About three and a half years ago I was at a cathedral while a friend was being made a deacon. As the Bishop of Chelmsford was handing him the Bible, I had a vision of a Bishop handing me a Bible at my own ordination. I told my wife, who said, “I hope you’re joking.”
My wife and I have three children, and I and a friend have been running a website business for eighteen years and together have grown it to a team of eight people. The implications of this pathway will have a huge impact on our family, and we are excited for the challenges and opportunities to come.
You have to remember that, when you’re being called, the whole family is being called. My wife and I had many discussions about how it would impact the family. During the process, we really appreciated the support of our DDO, who enabled us to ask the right questions, and facilitated the beginnings of our journey.
Why St Augustine’s College of Theology
I first heard about St. Augustine’s from the Chelmsford diocese website. When I contacted them, Becky was incredibly quick to respond and was genuinely keen to show me around and give meaningful answers to my questions. The college felt very warm and welcoming. I explored a couple of colleges and felt that St Augustine’s, being smaller, enabled more personal interaction between students and staff, which suited me.

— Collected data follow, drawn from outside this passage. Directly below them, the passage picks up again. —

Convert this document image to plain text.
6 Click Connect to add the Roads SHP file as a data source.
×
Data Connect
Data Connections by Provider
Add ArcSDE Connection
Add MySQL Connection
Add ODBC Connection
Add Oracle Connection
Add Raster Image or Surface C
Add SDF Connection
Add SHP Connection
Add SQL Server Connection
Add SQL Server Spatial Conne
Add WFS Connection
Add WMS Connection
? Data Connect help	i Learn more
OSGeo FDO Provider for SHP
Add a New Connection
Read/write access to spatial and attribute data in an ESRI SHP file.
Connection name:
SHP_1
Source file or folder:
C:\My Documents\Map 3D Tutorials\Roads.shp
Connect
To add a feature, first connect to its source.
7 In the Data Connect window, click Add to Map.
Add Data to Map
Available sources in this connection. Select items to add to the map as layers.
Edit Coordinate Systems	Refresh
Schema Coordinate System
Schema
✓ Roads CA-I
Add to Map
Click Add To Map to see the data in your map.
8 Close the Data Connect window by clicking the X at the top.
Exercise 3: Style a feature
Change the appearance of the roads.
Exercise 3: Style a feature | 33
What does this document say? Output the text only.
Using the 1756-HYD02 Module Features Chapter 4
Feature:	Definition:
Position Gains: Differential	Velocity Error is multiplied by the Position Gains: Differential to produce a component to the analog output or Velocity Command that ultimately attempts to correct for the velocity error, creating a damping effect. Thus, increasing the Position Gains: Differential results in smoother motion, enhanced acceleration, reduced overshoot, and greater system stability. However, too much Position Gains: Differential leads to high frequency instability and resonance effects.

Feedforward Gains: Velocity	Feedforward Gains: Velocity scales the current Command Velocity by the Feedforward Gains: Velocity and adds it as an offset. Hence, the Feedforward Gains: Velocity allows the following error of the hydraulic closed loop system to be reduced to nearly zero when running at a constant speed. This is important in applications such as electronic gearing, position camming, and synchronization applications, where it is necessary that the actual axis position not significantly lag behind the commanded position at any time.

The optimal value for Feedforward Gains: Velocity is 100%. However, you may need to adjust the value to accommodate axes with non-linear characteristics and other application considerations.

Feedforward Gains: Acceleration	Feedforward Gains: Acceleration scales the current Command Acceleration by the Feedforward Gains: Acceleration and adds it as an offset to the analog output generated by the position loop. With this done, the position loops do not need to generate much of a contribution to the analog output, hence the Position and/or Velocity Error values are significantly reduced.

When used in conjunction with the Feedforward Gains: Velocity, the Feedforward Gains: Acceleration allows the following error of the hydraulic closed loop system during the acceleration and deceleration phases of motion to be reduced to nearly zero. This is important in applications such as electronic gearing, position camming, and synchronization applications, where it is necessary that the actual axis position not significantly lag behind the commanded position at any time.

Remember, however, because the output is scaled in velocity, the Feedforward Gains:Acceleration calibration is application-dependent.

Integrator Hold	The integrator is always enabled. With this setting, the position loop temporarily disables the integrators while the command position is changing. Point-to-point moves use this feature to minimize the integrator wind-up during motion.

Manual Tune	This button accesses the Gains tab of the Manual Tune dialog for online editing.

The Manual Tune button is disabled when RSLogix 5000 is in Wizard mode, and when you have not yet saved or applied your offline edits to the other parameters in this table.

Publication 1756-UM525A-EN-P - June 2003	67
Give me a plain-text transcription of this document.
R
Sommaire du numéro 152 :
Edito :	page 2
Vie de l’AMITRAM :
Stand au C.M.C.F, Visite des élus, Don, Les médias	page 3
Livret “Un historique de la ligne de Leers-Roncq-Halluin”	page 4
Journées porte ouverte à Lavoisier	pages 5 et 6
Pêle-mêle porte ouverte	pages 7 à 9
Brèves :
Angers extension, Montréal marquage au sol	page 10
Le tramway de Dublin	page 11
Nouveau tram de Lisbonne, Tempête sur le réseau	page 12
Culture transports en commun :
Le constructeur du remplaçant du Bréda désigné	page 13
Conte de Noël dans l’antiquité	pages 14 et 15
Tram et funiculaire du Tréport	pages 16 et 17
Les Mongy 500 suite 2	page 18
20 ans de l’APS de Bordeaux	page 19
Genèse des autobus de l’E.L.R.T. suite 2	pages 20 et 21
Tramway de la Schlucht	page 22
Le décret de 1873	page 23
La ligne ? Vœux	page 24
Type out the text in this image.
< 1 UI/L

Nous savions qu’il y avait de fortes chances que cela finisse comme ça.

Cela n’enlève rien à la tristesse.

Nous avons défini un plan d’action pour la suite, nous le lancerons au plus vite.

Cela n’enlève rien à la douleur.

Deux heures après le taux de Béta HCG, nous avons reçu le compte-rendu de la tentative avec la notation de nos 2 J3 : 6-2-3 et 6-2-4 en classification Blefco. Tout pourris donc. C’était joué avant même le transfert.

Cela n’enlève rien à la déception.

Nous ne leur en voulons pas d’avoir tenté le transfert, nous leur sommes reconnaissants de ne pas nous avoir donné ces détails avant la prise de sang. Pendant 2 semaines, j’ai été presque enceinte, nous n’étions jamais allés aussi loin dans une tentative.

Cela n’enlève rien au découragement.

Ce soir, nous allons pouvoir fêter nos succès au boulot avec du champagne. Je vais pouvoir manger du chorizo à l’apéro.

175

The part-time study pattern also worked well for me. I prefer the option to have a full day each week, rather than trying to learn in the evenings after a full day’s work. Everyone supports one another and accepts each other’s differences. The tutors are there to support your growth, and it feels as though they, and your fellow students, are all willing you to succeed. They have different personalities and approaches of course, but they’re all aiming to get you to the right place.
West Malling is also surprisingly easy to get to from the Chelmsford area, so it works really well. Because of my family and business commitments, I aim to continue to work part-time and enter ordained ministry as a self-supporting minister in my local community.
How is your course helping to shape your leadership?
I never really connected with the more traditional Anglican services before; it’s been really beneficial to me to understand how the liturgy supports faith. Some of my academic studies have been very challenging. Biblical studies, for example, blew apart my understanding of the Bible, but the course and the tutors gave me space to re-form my view. Studying Church History has also been formative; developing my understanding of how and why the Church is what is it today.
The support you get here is an essential part of your formation, I think. There have been some challenging personal times during my studies, and the support I’ve had here has helped me to grow through those experiences. When I first thought about going to college I thought it was about education, and didn’t understand what was meant by formation. Now I understand that they’re not trying to shape you – they are guiding you to shape yourself and allow the Holy Spirit to shape you from within.
All this has helped me to strengthen and deepen my faith and my relationship with God.